Standard Code of Conduct language makes good business sense
· Enough people are starting to want to see your policies ahead of time that to not include them will cause your attendance to drop.
· People from diverse groups may already be avoiding your conference because of a lack of a Code of Conduct and you don’t even know it .
· There are probably more people who want to see a Code of Conduct, or people who don’t care either way, than there are people who are patently against having a Code of Conduct.
Standard Code of Conduct language is not just prohibitive
· An effective Code of Conduct isn’t only there to prohibit bad behavior. It does not only have to be an anti-harassment policy.

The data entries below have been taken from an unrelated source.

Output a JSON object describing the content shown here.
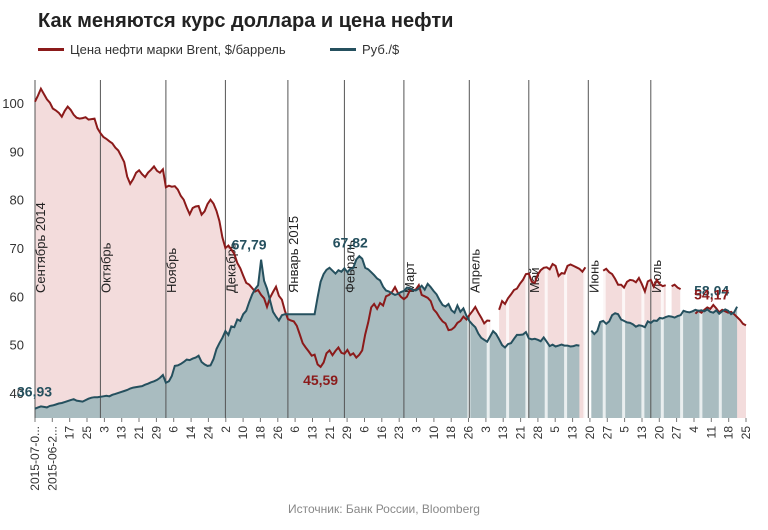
{
  "title": "Как меняются курс доллара и цена нефти",
  "legend": {
    "oil_label": "Цена нефти марки Brent, $/баррель",
    "rub_label": "Руб./$"
  },
  "source": "Источник: Банк России, Bloomberg",
  "colors": {
    "oil": "#8b1a1a",
    "oil_fill": "#f3dcdc",
    "rub": "#25505e",
    "rub_fill": "#a9bcc0",
    "month_line": "#555555"
  },
  "chart_data": {
    "type": "line",
    "title": "Как меняются курс доллара и цена нефти",
    "ylim": [
      35,
      105
    ],
    "yticks": [
      40,
      50,
      60,
      70,
      80,
      90,
      100
    ],
    "x_tick_labels": [
      "2015-07-0...",
      "2015-06-2...",
      "17",
      "25",
      "3",
      "13",
      "21",
      "29",
      "6",
      "14",
      "24",
      "2",
      "10",
      "18",
      "26",
      "6",
      "13",
      "21",
      "29",
      "6",
      "16",
      "23",
      "3",
      "10",
      "18",
      "26",
      "3",
      "13",
      "21",
      "28",
      "5",
      "13",
      "20",
      "27",
      "5",
      "13",
      "20",
      "27",
      "4",
      "11",
      "18",
      "25"
    ],
    "month_markers": [
      {
        "label": "Сентябрь 2014",
        "index": 0
      },
      {
        "label": "Октябрь",
        "index": 22
      },
      {
        "label": "Ноябрь",
        "index": 44
      },
      {
        "label": "Декабрь",
        "index": 64
      },
      {
        "label": "Январь 2015",
        "index": 85
      },
      {
        "label": "Февраль",
        "index": 104
      },
      {
        "label": "Март",
        "index": 124
      },
      {
        "label": "Апрель",
        "index": 146
      },
      {
        "label": "Май",
        "index": 166
      },
      {
        "label": "Июнь",
        "index": 186
      },
      {
        "label": "Июль",
        "index": 207
      }
    ],
    "series": [
      {
        "name": "Цена нефти марки Brent, $/баррель",
        "values": [
          100.5,
          101.8,
          103.2,
          102.1,
          101.0,
          100.3,
          99.1,
          98.7,
          98.2,
          97.4,
          98.6,
          99.5,
          98.8,
          97.8,
          97.2,
          97.0,
          97.1,
          97.3,
          96.8,
          96.9,
          97.0,
          95.0,
          94.0,
          93.2,
          92.8,
          92.3,
          91.9,
          91.0,
          90.4,
          89.2,
          88.0,
          85.0,
          83.5,
          84.5,
          85.8,
          86.3,
          85.5,
          84.9,
          85.8,
          86.4,
          87.1,
          86.2,
          85.8,
          86.5,
          82.8,
          83.1,
          82.9,
          83.0,
          82.3,
          81.0,
          80.2,
          78.6,
          77.2,
          78.5,
          78.8,
          78.9,
          77.1,
          77.8,
          79.3,
          80.2,
          79.4,
          77.9,
          75.8,
          72.4,
          70.2,
          70.7,
          69.9,
          69.0,
          67.1,
          66.0,
          64.5,
          63.0,
          62.6,
          61.9,
          61.2,
          61.5,
          60.5,
          59.8,
          58.0,
          59.9,
          61.1,
          62.2,
          60.3,
          59.5,
          57.2,
          55.5,
          55.2,
          55.0,
          54.1,
          52.3,
          50.5,
          49.6,
          48.8,
          47.9,
          48.1,
          46.1,
          45.59,
          46.5,
          48.4,
          49.0,
          48.0,
          48.9,
          49.6,
          48.5,
          48.3,
          49.1,
          48.0,
          48.4,
          47.5,
          48.1,
          49.0,
          52.3,
          54.8,
          57.9,
          58.6,
          57.6,
          58.8,
          58.3,
          60.2,
          60.5,
          61.1,
          62.1,
          60.9,
          60.1,
          59.6,
          60.1,
          61.4,
          61.5,
          61.6,
          62.5,
          60.5,
          60.2,
          59.9,
          59.2,
          57.5,
          56.8,
          55.8,
          55.0,
          54.6,
          53.2,
          53.3,
          53.8,
          54.7,
          55.1,
          56.0,
          55.4,
          56.3,
          57.1,
          58.0,
          56.8,
          55.8,
          54.6,
          55.2,
          55.1,
          null,
          null,
          57.4,
          59.2,
          58.6,
          59.8,
          60.6,
          61.5,
          61.8,
          62.8,
          63.6,
          64.8,
          64.9,
          63.2,
          63.0,
          64.7,
          65.6,
          66.1,
          66.2,
          65.8,
          66.9,
          66.5,
          64.4,
          65.0,
          64.9,
          66.5,
          66.8,
          66.5,
          66.2,
          65.9,
          65.3,
          66.2,
          null,
          65.3,
          null,
          null,
          null,
          65.5,
          65.9,
          65.2,
          64.8,
          63.8,
          62.6,
          62.6,
          62.0,
          63.2,
          63.6,
          63.5,
          63.1,
          64.0,
          62.7,
          61.2,
          63.3,
          63.6,
          62.2,
          63.6,
          62.7,
          62.3,
          62.5,
          null,
          62.3,
          62.6,
          62.0,
          61.7,
          null,
          63.4,
          null,
          null,
          56.6,
          57.2,
          56.8,
          57.4,
          57.9,
          57.6,
          58.4,
          57.7,
          56.9,
          57.4,
          57.1,
          56.8,
          57.0,
          56.5,
          55.9,
          55.3,
          54.5,
          54.17
        ]
      },
      {
        "name": "Руб./$",
        "values": [
          36.93,
          37.2,
          37.4,
          37.3,
          37.2,
          37.5,
          37.6,
          37.8,
          38.0,
          38.1,
          38.3,
          38.5,
          38.7,
          38.9,
          38.6,
          38.5,
          38.4,
          38.7,
          39.0,
          39.2,
          39.3,
          39.3,
          39.4,
          39.5,
          39.6,
          39.5,
          39.8,
          40.0,
          40.2,
          40.4,
          40.6,
          40.8,
          41.1,
          41.3,
          41.4,
          41.5,
          41.6,
          41.9,
          42.1,
          42.4,
          42.6,
          42.9,
          43.3,
          43.9,
          42.3,
          42.6,
          43.7,
          45.8,
          45.9,
          46.2,
          46.6,
          47.1,
          47.0,
          47.3,
          47.5,
          47.9,
          46.6,
          46.1,
          45.8,
          45.9,
          47.2,
          49.3,
          50.5,
          51.6,
          53.0,
          52.2,
          54.0,
          53.8,
          55.4,
          55.1,
          56.5,
          57.2,
          59.0,
          60.6,
          61.7,
          62.5,
          67.79,
          63.4,
          61.8,
          59.4,
          57.0,
          56.0,
          55.2,
          56.3,
          56.5,
          56.5,
          56.5,
          56.5,
          56.5,
          56.5,
          56.5,
          56.5,
          56.5,
          56.5,
          56.5,
          60.0,
          63.2,
          64.8,
          65.7,
          66.1,
          65.5,
          64.9,
          65.6,
          65.3,
          66.0,
          65.2,
          65.9,
          66.1,
          67.82,
          68.5,
          68.0,
          66.1,
          65.8,
          65.2,
          64.6,
          63.9,
          63.5,
          62.2,
          61.4,
          61.2,
          60.8,
          60.5,
          60.7,
          61.1,
          61.3,
          62.0,
          61.9,
          61.5,
          61.4,
          61.8,
          62.4,
          61.6,
          62.8,
          62.1,
          61.3,
          60.6,
          59.4,
          58.4,
          58.1,
          58.6,
          57.3,
          56.8,
          58.3,
          57.0,
          57.7,
          56.2,
          55.1,
          54.4,
          53.8,
          52.5,
          51.6,
          51.2,
          50.8,
          51.9,
          53.0,
          52.4,
          51.3,
          50.1,
          49.6,
          50.3,
          50.5,
          51.4,
          52.2,
          52.2,
          52.3,
          52.8,
          51.5,
          51.3,
          51.4,
          51.2,
          50.9,
          51.7,
          50.8,
          49.9,
          50.2,
          49.8,
          50.0,
          50.2,
          50.0,
          50.0,
          49.8,
          49.9,
          50.1,
          50.0,
          null,
          null,
          null,
          53.1,
          52.4,
          53.0,
          54.9,
          55.1,
          54.5,
          55.0,
          56.3,
          56.7,
          56.5,
          55.4,
          55.1,
          54.8,
          54.7,
          54.4,
          53.9,
          54.2,
          54.1,
          53.8,
          55.0,
          54.7,
          55.2,
          55.1,
          55.7,
          55.6,
          55.9,
          56.1,
          56.0,
          55.8,
          56.1,
          56.3,
          57.2,
          57.0,
          56.9,
          57.1,
          57.4,
          57.2,
          57.3,
          57.1,
          57.5,
          57.0,
          56.8,
          57.3,
          56.6,
          57.1,
          57.5,
          57.2,
          56.5,
          56.9,
          58.04
        ]
      }
    ],
    "annotations": [
      {
        "text": "36,93",
        "series": "rub",
        "index": 0
      },
      {
        "text": "67,79",
        "series": "rub",
        "index": 76
      },
      {
        "text": "67,82",
        "series": "rub",
        "index": 108
      },
      {
        "text": "45,59",
        "series": "oil",
        "index": 96
      },
      {
        "text": "58,04",
        "series": "rub",
        "index": 232
      },
      {
        "text": "54,17",
        "series": "oil",
        "index": 232
      }
    ],
    "grid": false,
    "legend_position": "top-left"
  }
}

· A code of conduct can also be the organizer’s chance to share their mission for the event and set the tone for the conference.
· It can communicate a standard of respect for attendees, presenters, staff members, venue employees, and the venue itself.
· Many Codes of Conduct are firstly about respect. Respect for the community and respect for the profession. The Anti-Harassment policy is often a separate piece attached to the Code.
The tech conference world is a long way from standardizing something like this, but if we look at the bigger picture, and compare the Codes of the companies we work for, they would most likely all look very similar.
Feeling safe and being safe are both important.
At the end of the day (and this article) all actions around attendee safety are steps toward a culture where we have policies in place that we hope never need to be acted on. Building safety into the design of the conference is one step. Setting up a concise, transparent and enforced Code of Conduct (or applicable policy) is another step.
Everyone seems to want the same thing: Tell your attendees that they will be safe, show them how you plan to keep them safe, and then act appropriately if something happens. In the context of a conference, feeling safe and being safe are both important. This is because it isn’t just a design problem: it’s a human problem. Emotions are involved. Making attendees feel safe gets them in the door, and how the staff sees to their needs if things become unsafe is what keeps them in the room.
Bill Manning is a Human Resources professional and writer. The views expressed in this article are his own and do not necessarily reflect the views of his employer.